The thing about these tariffs that people miss isn't so much whether they cause inflation – that part's actually still up for debate.
The real problem is how they put the brakes on economic growth. They essentially shrink the economic pie for everyone.
When imported goods become more expensive (think of everything on Walmart shelves), consumers have less to spend elsewhere, reducing demand across the economy.
So what happens next is a domino effect – when people have to spend more on the basics, they start cutting back on things like vacations, restaurant meals, and all those little extras.
That money that would've been circulating through the service economy just disappears.

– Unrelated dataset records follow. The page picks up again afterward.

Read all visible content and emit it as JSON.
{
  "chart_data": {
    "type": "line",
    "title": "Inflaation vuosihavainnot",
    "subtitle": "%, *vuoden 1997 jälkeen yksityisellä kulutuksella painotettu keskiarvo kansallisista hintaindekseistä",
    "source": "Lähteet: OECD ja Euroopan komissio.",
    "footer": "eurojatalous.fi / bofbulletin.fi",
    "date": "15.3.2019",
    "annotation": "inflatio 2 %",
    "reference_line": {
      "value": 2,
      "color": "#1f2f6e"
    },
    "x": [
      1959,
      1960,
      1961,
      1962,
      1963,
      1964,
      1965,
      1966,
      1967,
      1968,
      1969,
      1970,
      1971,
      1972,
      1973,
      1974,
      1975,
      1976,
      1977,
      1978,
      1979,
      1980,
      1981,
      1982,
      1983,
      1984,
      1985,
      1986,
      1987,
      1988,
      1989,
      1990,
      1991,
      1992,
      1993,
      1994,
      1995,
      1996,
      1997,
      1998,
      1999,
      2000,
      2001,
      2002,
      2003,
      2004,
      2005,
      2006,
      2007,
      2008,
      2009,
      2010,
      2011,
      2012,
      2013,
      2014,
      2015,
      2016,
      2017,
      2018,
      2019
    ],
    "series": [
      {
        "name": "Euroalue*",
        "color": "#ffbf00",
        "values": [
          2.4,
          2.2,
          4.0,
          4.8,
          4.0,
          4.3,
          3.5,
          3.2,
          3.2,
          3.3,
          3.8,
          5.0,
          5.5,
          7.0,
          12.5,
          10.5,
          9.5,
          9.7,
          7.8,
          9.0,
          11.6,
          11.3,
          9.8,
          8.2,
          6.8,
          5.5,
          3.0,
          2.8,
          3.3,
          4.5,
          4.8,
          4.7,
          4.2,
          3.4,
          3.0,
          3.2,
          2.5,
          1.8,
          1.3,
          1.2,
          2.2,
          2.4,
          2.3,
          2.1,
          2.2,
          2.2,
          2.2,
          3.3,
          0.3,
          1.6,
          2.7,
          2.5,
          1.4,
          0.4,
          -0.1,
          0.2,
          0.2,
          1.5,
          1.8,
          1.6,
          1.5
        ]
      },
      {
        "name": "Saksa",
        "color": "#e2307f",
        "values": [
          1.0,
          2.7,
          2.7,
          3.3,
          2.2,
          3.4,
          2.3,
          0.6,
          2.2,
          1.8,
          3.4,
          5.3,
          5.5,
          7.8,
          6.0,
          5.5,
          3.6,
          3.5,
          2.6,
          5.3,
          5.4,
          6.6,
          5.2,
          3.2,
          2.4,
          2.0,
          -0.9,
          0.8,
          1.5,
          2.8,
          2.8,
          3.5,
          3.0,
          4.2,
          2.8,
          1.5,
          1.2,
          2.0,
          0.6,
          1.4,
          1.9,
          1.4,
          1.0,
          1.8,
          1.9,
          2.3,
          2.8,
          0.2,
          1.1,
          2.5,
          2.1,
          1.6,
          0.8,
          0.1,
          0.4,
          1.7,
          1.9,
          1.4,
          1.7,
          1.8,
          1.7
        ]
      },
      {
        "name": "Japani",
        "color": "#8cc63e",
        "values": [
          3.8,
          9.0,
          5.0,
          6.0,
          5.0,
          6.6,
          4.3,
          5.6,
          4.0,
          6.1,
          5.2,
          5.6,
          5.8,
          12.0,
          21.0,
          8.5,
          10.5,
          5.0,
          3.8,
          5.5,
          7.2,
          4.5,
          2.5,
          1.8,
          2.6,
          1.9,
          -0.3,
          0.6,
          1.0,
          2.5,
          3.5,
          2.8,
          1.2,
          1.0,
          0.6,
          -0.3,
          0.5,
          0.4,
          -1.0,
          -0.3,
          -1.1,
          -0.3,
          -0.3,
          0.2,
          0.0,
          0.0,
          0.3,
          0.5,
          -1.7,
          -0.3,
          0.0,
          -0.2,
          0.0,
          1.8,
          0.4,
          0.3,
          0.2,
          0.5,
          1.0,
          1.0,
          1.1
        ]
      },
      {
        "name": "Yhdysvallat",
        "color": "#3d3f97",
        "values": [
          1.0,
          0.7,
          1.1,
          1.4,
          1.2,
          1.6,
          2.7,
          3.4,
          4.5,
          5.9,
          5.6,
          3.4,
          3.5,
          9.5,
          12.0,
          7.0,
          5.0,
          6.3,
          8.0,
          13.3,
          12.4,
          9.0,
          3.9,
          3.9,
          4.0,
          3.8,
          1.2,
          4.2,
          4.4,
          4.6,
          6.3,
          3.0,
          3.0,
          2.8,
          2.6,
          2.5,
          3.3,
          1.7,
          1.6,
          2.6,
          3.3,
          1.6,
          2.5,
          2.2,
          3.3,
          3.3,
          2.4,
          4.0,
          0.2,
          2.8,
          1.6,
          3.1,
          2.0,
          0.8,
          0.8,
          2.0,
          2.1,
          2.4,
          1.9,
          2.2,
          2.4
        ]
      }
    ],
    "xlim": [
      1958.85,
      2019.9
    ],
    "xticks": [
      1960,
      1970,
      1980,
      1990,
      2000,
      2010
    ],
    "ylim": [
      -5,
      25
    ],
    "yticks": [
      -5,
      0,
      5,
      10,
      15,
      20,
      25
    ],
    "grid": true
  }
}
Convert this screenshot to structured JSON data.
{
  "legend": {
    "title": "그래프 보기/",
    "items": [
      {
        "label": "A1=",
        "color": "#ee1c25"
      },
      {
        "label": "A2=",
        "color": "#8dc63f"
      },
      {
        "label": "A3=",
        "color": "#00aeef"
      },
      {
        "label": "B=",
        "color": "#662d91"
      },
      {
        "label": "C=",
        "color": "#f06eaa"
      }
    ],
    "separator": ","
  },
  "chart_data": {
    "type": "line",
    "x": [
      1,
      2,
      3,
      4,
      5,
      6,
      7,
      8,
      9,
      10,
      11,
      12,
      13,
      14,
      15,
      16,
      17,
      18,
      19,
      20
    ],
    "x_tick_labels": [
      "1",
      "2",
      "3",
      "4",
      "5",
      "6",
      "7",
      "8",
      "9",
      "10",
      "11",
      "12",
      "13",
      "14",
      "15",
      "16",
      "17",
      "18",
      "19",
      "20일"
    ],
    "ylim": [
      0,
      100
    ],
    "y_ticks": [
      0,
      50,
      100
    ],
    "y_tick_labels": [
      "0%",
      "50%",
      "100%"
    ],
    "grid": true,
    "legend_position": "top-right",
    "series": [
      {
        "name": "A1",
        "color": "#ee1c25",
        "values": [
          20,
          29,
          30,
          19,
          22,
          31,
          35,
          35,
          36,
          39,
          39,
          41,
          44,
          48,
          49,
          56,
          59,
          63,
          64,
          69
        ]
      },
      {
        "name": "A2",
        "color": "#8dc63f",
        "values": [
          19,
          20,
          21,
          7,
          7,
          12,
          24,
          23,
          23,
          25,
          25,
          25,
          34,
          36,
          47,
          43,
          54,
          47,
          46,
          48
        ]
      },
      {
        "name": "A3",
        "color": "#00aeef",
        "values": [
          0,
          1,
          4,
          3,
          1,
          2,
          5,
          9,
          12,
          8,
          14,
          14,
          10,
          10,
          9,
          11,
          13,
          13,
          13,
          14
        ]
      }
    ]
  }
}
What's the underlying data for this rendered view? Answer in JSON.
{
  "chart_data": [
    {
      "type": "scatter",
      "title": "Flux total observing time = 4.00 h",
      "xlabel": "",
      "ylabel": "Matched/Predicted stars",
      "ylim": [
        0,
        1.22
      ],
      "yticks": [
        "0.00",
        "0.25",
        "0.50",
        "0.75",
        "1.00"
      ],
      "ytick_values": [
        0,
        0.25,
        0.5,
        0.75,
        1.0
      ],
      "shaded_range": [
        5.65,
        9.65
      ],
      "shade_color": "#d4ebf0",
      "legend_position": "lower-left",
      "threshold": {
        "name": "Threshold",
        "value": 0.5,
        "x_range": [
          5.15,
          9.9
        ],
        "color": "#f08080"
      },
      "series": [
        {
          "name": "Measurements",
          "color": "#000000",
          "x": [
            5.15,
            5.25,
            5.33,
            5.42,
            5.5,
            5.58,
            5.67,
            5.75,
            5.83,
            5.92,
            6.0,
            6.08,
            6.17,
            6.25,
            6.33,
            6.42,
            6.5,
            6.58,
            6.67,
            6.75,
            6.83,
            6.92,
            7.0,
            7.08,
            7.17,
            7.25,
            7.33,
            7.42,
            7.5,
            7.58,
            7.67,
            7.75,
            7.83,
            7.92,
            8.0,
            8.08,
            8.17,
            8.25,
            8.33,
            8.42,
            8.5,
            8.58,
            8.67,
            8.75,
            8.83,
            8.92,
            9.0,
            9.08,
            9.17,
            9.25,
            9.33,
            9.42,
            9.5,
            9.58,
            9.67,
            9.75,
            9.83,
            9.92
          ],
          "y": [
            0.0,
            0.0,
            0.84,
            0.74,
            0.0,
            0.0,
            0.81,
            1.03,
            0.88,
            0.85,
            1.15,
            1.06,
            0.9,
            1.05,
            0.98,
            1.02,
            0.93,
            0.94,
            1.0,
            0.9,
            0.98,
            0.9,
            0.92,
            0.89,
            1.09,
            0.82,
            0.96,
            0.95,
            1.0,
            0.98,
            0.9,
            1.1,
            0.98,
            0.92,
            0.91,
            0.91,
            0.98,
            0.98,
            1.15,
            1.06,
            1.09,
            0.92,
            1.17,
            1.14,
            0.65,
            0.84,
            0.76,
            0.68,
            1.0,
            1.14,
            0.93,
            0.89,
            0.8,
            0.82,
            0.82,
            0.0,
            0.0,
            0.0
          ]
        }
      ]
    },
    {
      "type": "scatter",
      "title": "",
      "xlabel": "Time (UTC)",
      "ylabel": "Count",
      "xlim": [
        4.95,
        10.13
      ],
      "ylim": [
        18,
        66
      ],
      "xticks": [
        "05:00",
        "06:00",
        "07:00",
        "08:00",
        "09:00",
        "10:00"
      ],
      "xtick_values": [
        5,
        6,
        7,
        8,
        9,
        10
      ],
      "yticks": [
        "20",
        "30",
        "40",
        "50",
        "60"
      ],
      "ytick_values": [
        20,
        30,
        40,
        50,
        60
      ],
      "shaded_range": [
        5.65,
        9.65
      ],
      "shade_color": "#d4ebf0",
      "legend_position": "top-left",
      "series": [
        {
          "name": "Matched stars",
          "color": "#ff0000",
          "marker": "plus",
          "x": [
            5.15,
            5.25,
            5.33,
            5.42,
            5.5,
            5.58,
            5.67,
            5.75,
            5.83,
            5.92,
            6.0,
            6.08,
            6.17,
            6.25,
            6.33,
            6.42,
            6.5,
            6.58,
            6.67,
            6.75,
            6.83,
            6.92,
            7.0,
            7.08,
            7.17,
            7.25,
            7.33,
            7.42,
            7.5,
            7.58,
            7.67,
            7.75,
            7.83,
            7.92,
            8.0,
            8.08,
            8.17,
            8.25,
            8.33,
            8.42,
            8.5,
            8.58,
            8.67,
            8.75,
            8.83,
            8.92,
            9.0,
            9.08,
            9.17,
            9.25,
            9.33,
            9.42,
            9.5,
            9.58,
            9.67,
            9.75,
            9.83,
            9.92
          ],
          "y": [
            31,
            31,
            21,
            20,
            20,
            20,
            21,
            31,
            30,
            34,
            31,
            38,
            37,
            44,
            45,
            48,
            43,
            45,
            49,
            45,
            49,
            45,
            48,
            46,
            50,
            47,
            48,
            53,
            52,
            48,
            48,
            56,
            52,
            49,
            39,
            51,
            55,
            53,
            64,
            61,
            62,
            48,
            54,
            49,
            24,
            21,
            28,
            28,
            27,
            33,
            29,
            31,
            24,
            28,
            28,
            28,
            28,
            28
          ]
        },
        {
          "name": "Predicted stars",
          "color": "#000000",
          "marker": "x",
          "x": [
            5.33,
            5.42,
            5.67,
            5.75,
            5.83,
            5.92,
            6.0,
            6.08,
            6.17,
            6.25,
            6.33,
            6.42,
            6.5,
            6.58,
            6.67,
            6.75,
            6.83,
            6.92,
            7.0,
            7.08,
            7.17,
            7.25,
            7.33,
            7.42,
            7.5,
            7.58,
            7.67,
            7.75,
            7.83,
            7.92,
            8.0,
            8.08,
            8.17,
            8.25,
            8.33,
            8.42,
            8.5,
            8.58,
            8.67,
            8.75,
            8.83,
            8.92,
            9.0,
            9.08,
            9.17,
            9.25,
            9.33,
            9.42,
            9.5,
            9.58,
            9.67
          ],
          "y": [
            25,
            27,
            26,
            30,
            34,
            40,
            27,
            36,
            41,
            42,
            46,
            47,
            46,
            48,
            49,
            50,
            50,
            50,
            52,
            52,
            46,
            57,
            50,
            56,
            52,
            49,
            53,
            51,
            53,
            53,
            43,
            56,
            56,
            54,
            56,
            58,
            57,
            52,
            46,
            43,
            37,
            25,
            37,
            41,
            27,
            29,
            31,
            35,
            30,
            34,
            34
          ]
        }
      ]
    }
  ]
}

And when everyone's tightening their belts like this across the board, the whole economy starts to contract.
Normally, this is when the Fed would swoop in to lower rates, in order to spur spending. But in an inflationary environment, they can't and shouldn't.
The math just doesn't add up favorably here – what consumers lose through tariffs usually far outweighs any job gains in protected industries.
When you look at the total picture, the economy actually shrinks because people simply have less money to spend, and consumer spending is what really drives our economy.
Meanwhile, the Fed's stuck between a rock and a hard place with inflation still running hot, so they can't rush to cut rates.
Add in the government tightening its belt with spending cuts, and we're looking at some pretty rough economic waters ahead – probably until at least 2026.